In 1906, San Francisco was rocked by an earthquake, then nearly destroyed by fires which burned most of the financial district, downtown, civic center, and south of Market areas to the ground.
Over the course of the next six years, San Francisco rose from the ashes, building new land out of the debris — now known as the Marina or Cow Hollow — and were ready to face the world victorious in 1915. On February 20th, hosted on grounds created from earthquake rubble, the Panama Pacific Expedition opened to celebrate not only the rise of the city, but the completion of the Panama Canal.

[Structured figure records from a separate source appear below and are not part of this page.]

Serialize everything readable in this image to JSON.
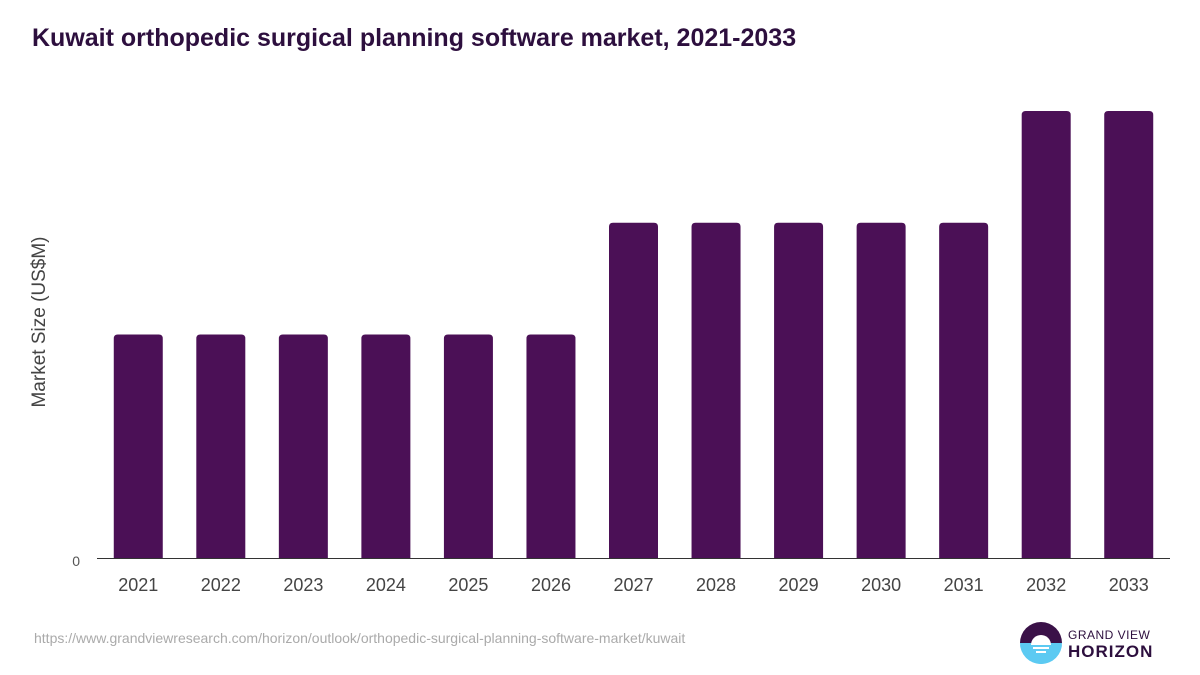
{
  "chart_data": {
    "type": "bar",
    "title": "Kuwait orthopedic surgical planning software market, 2021-2033",
    "xlabel": "",
    "ylabel": "Market Size (US$M)",
    "categories": [
      "2021",
      "2022",
      "2023",
      "2024",
      "2025",
      "2026",
      "2027",
      "2028",
      "2029",
      "2030",
      "2031",
      "2032",
      "2033"
    ],
    "values": [
      0.2,
      0.2,
      0.2,
      0.2,
      0.2,
      0.2,
      0.3,
      0.3,
      0.3,
      0.3,
      0.3,
      0.4,
      0.4
    ],
    "ylim": [
      0,
      0.4
    ],
    "y_ticks": [
      "0"
    ],
    "grid": false,
    "bar_color": "#4b1056"
  },
  "source": "https://www.grandviewresearch.com/horizon/outlook/orthopedic-surgical-planning-software-market/kuwait",
  "logo": {
    "line1": "GRAND VIEW",
    "line2": "HORIZON"
  }
}
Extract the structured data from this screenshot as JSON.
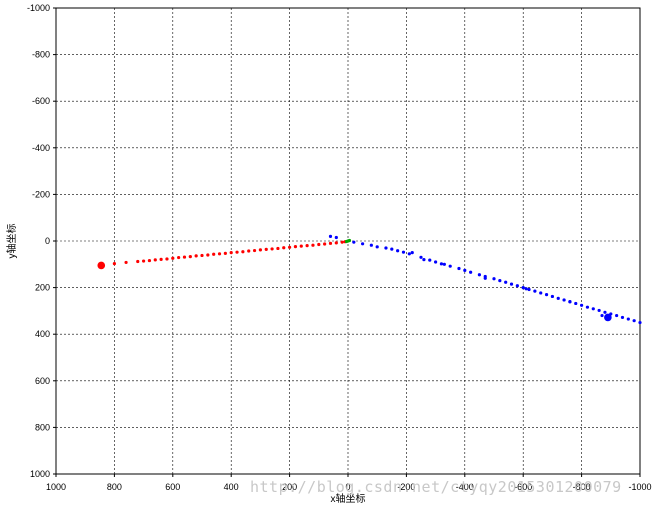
{
  "chart_data": {
    "type": "scatter",
    "title": "",
    "xlabel": "x轴坐标",
    "ylabel": "y轴坐标",
    "xlim": [
      1000,
      -1000
    ],
    "ylim": [
      1000,
      -1000
    ],
    "x_ticks": [
      1000,
      800,
      600,
      400,
      200,
      0,
      -200,
      -400,
      -600,
      -800,
      -1000
    ],
    "y_ticks": [
      -1000,
      -800,
      -600,
      -400,
      -200,
      0,
      200,
      400,
      600,
      800,
      1000
    ],
    "x_tick_labels": [
      "1000",
      "800",
      "600",
      "400",
      "200",
      "0",
      "-200",
      "-400",
      "-600",
      "-800",
      "-1000"
    ],
    "y_tick_labels": [
      "-1000",
      "-800",
      "-600",
      "-400",
      "-200",
      "0",
      "200",
      "400",
      "600",
      "800",
      "1000"
    ],
    "grid": true,
    "series": [
      {
        "color": "#ff0000",
        "marker": "dot",
        "x": [
          845,
          800,
          760,
          720,
          700,
          680,
          660,
          640,
          620,
          600,
          580,
          560,
          540,
          520,
          500,
          480,
          460,
          440,
          420,
          400,
          380,
          360,
          340,
          320,
          300,
          280,
          260,
          240,
          220,
          200,
          180,
          160,
          140,
          120,
          100,
          80,
          60,
          40,
          20,
          10
        ],
        "y": [
          105,
          97,
          92,
          88,
          86,
          84,
          81,
          79,
          77,
          74,
          71,
          69,
          67,
          64,
          62,
          60,
          57,
          55,
          53,
          50,
          48,
          46,
          43,
          41,
          38,
          36,
          34,
          32,
          29,
          27,
          24,
          22,
          20,
          18,
          15,
          13,
          10,
          8,
          5,
          3
        ]
      },
      {
        "color": "#0000ff",
        "marker": "dot",
        "x": [
          -20,
          -50,
          -80,
          -100,
          -130,
          -150,
          -170,
          -190,
          -210,
          -250,
          -280,
          -300,
          -320,
          -350,
          -380,
          -400,
          -420,
          -450,
          -470,
          -500,
          -520,
          -540,
          -560,
          -580,
          -600,
          -620,
          -640,
          -660,
          -680,
          -700,
          -720,
          -740,
          -760,
          -780,
          -800,
          -820,
          -840,
          -860,
          -880,
          -900,
          -920,
          -940,
          -960,
          -980,
          -1000,
          60,
          40,
          -220,
          -260,
          -330,
          -470,
          -610,
          -760,
          -870
        ],
        "y": [
          5,
          12,
          18,
          25,
          30,
          35,
          42,
          48,
          55,
          70,
          82,
          90,
          98,
          108,
          118,
          126,
          134,
          145,
          152,
          162,
          170,
          177,
          185,
          192,
          200,
          208,
          215,
          223,
          230,
          238,
          246,
          253,
          261,
          268,
          276,
          284,
          291,
          298,
          306,
          313,
          320,
          328,
          335,
          342,
          350,
          -20,
          -15,
          50,
          80,
          100,
          160,
          205,
          260,
          320
        ]
      },
      {
        "color": "#00aa00",
        "marker": "dot",
        "x": [
          0,
          5,
          -5
        ],
        "y": [
          0,
          2,
          -2
        ]
      }
    ],
    "highlight_points": [
      {
        "x": 845,
        "y": 105,
        "color": "#ff0000"
      },
      {
        "x": -890,
        "y": 328,
        "color": "#0000ff"
      }
    ]
  },
  "watermark_text": "http://blog.csdn.net/ctyqy2015301200079"
}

The Pan-Pacific Exposition, as it came to be called, was a triumph of temporary design, with gardens and fountains and massive classically-inspired buildings rising on the waterfront. The magnificent centerpiece of the exposition was known as the “Tower of Jewels” which glittered over the crowds from a height of 435 feet. Exhibits included all manner of arts and technology, from a telephone that could call New York City and a historic steam locomotive from the city’s early days of rail, to a model of the Panama Canal.
Of the glittering city that was built for the great fair, only one building remains in San Francisco: Bernard Maybeck’s classically-inspired Palace of Fine Arts. Although saved from the destruction of the rest of the fair, the building as we see it now is not the same one that stood here in 1915. The original building was constructed using temporary materials and techniques, only designed to last the duration of the fair. In 1964, the entire structure was rebuilt.
Other buildings were rescued and removed to other cities, and a few exist to this day with new lives elsewhere. Today, in the reflecting ponds where ladies once performed synchronized swimming, swans, ducks, and turtles now reign.